第一章 ~『メルシアナ家の御曹司』~
魔物を討伐したアークライズは寝室のベッドで横になっていた。シミ一つない天井を眺めながら、頭の中を整理していく。
「俺の名前はアークで、貴族の子息だ。使用人の数は出会っただけでも数十人を超えており、専属使用人としてクラリスがついている。資産の規模を考慮すると侯爵家なのかもな」
王国の身分制度は上から王族、侯爵、辺境伯、伯爵、子爵、男爵、準男爵の順である。その中でも侯爵は王族に次ぐ地位であり、その中でも三大銀行を運営するメルシアナ家、グレーシア家、ライルリッヒ家は侯爵でありながら王族に匹敵する力を有していた。
「クラウディアの奴も侯爵家の生まれだったな……」
アークライズを追放した女勇者のクラウディアはメルシアナ家の令嬢である。昔のことを思い出し、彼は枕を強く抱きしめた。
「アーク様、少しよろしいでしょうか?」
「ああ」
扉を開けて、クラリスが寝室を訪れる。彼女は手に枕を抱きかかえており、口元には笑みを浮かべていた。
「どうかしたのか?」
「いつものように添い寝をしに来たのですよ」
「添い寝なんていらん。俺は十歳の男子なんだぞ」
「またまたぁ~、アーク様はいつも寂しくて眠れないから傍にいてくれと私に頼むではないですか。付き合ってあげる優しいメイドに感謝してくださいね」
「そうか。昨日までの俺が迷惑をかけたようだな。だが安心してくれ。今日からの俺は昨日までと違う。一人で寝るから添い寝は結構だ。帰ってくれて構わないぞ」
アークライズが部屋から去るようにと手を払うと、クラリスは命令を無視し、布団を退けて、無理矢理ベッドに潜り込んだ。
「なんのつもりだ?」
「アーク様の添い寝をしている内に、私も一人で眠るのが寂しくなってしまって……隣にいても構いませんよね?」
「もちろん駄――」
「断ったら、私、拗ねますからね。拗ねた私はめんどくさいですよ」
「なんだこいつ、本当にメイドか?」
「メイドですよ……だからいつだってアーク様と一緒にいます。駄目ですか?」
「……仕方ない。ポンコツメイドのために添い寝してやるよ。クラリスのいびきが五月蠅くないことを願うばかりだ」
「メイドたるものいびきなんてしません!」
「そうだといいがな……」
「なんだか不安になる反応ですね……アーク様はクラリスお姉さんと一緒で嬉しくないのですか?」
「別に嬉しくはならないな」
「ええっ! もっと喜んでくださいよっ」
「わーい。これでいいか?」
「私への扱いが雑っ!」
クラリスは口元から笑みを零すと、アークライズをギュッと抱きしめる。彼女の花のような香りが彼の鼻腔をくすぐった。

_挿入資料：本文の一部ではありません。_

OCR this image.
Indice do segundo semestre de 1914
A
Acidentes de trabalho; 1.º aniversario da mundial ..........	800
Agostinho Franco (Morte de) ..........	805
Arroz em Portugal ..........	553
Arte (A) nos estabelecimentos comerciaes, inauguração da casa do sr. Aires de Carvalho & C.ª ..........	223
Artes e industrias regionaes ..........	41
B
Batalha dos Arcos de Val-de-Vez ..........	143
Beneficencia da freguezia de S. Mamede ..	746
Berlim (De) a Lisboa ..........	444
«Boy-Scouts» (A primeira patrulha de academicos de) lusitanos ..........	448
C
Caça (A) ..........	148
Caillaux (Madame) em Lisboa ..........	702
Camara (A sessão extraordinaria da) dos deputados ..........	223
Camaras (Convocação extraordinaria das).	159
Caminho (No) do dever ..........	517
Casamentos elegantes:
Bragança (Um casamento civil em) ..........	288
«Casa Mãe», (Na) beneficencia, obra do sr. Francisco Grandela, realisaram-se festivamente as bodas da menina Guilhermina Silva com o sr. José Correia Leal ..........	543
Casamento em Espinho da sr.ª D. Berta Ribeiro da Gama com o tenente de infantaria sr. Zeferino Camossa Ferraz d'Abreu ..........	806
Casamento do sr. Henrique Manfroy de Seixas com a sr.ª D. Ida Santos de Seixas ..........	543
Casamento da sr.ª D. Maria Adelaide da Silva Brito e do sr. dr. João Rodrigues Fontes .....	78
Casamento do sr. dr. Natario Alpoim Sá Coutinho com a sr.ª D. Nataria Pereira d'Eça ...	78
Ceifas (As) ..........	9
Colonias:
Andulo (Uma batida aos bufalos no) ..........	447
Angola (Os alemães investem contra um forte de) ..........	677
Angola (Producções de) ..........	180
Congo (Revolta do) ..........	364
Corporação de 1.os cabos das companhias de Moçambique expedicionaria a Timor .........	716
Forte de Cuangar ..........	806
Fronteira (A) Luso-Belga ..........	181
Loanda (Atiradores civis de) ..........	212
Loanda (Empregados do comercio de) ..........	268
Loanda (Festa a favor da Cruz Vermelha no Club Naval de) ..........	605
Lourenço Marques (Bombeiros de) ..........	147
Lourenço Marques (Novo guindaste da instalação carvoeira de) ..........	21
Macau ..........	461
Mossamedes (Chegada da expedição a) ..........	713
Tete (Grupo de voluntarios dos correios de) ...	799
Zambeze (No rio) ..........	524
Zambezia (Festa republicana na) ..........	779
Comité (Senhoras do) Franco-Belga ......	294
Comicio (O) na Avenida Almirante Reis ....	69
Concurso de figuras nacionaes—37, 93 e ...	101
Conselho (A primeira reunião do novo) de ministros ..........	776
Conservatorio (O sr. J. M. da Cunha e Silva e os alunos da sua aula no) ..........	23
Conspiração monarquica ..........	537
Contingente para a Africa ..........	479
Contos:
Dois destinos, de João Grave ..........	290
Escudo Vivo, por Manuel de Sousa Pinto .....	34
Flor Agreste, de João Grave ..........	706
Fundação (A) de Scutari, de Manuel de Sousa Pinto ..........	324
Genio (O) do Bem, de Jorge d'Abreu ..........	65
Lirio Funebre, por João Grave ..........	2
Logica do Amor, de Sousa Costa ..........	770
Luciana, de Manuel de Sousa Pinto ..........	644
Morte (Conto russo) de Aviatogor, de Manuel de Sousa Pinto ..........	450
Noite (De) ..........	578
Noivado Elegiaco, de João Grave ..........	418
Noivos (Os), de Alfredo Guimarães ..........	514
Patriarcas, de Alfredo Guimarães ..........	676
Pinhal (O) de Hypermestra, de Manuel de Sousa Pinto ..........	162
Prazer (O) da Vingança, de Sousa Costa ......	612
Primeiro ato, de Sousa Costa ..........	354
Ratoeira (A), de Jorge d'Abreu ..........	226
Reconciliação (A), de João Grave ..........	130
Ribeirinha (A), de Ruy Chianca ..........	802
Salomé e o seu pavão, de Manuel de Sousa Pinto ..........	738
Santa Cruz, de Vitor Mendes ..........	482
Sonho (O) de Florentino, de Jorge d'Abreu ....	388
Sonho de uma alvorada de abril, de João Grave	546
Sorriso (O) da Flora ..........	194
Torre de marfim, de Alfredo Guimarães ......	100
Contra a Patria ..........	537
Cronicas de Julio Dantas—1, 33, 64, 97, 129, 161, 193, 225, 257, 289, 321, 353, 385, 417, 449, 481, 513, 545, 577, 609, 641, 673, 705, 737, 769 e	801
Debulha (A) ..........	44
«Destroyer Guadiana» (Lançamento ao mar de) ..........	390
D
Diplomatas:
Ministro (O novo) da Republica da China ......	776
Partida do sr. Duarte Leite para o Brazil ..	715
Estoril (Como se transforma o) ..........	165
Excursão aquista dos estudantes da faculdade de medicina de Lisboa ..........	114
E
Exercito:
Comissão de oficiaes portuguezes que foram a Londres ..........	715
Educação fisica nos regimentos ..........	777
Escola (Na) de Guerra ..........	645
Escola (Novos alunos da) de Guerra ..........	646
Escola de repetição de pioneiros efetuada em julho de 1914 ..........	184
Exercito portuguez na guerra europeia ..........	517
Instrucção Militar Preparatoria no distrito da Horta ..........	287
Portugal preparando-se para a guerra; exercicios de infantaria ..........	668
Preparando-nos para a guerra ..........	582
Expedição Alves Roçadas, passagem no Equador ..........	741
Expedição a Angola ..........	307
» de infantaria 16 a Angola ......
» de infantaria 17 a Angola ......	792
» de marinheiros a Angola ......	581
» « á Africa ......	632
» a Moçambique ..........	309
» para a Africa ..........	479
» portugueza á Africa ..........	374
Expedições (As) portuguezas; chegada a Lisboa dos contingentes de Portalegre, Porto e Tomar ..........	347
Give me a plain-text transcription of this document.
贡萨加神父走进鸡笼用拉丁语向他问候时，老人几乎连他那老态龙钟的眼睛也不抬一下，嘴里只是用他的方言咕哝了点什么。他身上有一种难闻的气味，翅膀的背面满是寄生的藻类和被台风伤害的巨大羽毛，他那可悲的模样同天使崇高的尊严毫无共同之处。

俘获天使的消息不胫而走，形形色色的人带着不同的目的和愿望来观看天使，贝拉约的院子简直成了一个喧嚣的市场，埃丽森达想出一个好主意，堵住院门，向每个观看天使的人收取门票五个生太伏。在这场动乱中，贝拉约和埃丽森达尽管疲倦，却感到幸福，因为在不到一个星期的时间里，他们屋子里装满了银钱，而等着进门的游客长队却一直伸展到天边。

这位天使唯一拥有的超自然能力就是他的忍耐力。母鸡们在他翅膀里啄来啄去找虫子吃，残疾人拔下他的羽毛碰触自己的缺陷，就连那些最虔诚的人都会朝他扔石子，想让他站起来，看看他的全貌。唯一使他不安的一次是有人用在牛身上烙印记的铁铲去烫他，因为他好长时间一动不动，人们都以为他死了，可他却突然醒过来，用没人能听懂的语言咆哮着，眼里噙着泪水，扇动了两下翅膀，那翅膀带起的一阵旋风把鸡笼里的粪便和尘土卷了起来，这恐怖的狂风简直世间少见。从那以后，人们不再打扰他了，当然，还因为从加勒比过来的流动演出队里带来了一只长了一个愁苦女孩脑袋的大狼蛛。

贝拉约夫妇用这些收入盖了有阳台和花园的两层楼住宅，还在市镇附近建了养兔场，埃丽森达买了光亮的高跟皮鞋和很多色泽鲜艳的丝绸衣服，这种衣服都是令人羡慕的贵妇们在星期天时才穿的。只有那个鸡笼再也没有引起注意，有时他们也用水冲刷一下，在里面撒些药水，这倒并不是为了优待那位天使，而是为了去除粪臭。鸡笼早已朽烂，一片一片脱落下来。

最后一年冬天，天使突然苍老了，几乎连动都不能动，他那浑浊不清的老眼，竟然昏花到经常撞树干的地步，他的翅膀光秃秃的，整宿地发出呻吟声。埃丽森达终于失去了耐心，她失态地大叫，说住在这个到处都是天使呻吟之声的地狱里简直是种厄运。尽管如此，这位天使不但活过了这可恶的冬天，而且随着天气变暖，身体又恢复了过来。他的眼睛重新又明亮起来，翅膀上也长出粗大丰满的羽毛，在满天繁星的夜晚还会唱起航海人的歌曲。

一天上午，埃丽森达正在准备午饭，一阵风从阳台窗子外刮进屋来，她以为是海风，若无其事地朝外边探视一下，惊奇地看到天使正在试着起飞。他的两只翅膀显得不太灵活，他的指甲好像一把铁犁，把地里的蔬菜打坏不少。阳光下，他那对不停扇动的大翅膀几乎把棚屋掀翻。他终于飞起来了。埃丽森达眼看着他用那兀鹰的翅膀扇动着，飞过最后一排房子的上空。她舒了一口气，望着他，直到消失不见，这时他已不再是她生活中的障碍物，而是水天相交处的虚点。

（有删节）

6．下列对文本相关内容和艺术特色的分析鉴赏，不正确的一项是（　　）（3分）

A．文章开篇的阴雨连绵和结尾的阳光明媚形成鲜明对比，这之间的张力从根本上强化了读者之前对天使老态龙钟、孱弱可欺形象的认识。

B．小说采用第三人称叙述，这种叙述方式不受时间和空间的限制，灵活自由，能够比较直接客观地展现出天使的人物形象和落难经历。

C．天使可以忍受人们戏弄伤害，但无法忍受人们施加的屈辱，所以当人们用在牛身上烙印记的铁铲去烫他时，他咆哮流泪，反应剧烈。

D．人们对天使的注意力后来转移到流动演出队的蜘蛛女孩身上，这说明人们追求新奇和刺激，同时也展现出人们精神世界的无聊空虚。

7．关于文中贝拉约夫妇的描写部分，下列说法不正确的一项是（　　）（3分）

「一緒の布団に入ったことで、ヒソヒソ話をやりやすくなりましたね」
「何か話したいことがあるのか?」
「アーク様の置かれている状況。こちらを整理しておきましょう」
「そうだな……」
アークライズは兄のブリーガルを決闘で破った。この事実は、彼の立ち位置に少なくない影響を与えるとクラリスは口にする。
「現在、アーク様は序列四位の立場にいます。将来的には序列一位の座を獲得し、頭取の座を手にしなければなりません」
「序列一位か……ブリーガルが三位なんだろ。一位にもすぐに到達できるな」
「油断しないでください。ブリーガル様はアーク様のご兄弟の中でも能力は高くありません。序列一位と序列二位のお二人と比べると、遥かに格下です」
「それでもライバルは二人だけなんだろ」
「いいえ、二人だけではありません。アーク様より下の序列でも油断ならない者がおります。例えばクラウディア様は勇者の地位を利用して成り上がろうと画策されております」
「クラウディア……勇者……」
「炎の勇者として有名なクラウディア様は【黄金の獅子団】という強力なバックボーンも有しています。絶対に油断しないでください」
「…………」
クラリスは如何にクラウディアが厄介な敵かを説明する。しかし彼女の説明の大半は右から入って左から抜けていった。
「まさか俺はメルシアナ家の御曹司なのか?」
「なにをいまさら。あなた様はメルシアナ家の序列四位、アーク・メルシアナ、その人ではありませんか」
「ははは、恐ろしい偶然だな」
アークライズを追放したクラウディアの弟に転生する。あまりの偶然に運命を感じずにはいられなかった。
「私の方からもアーク様にお聞きしたいことがあります」
「なんだ?」
「あなたは本当にアーク様なのですか?」
クラリスはアークライズの瞳をジッと見つめながら訊ねる。彼はゴクリと息を呑むのだった。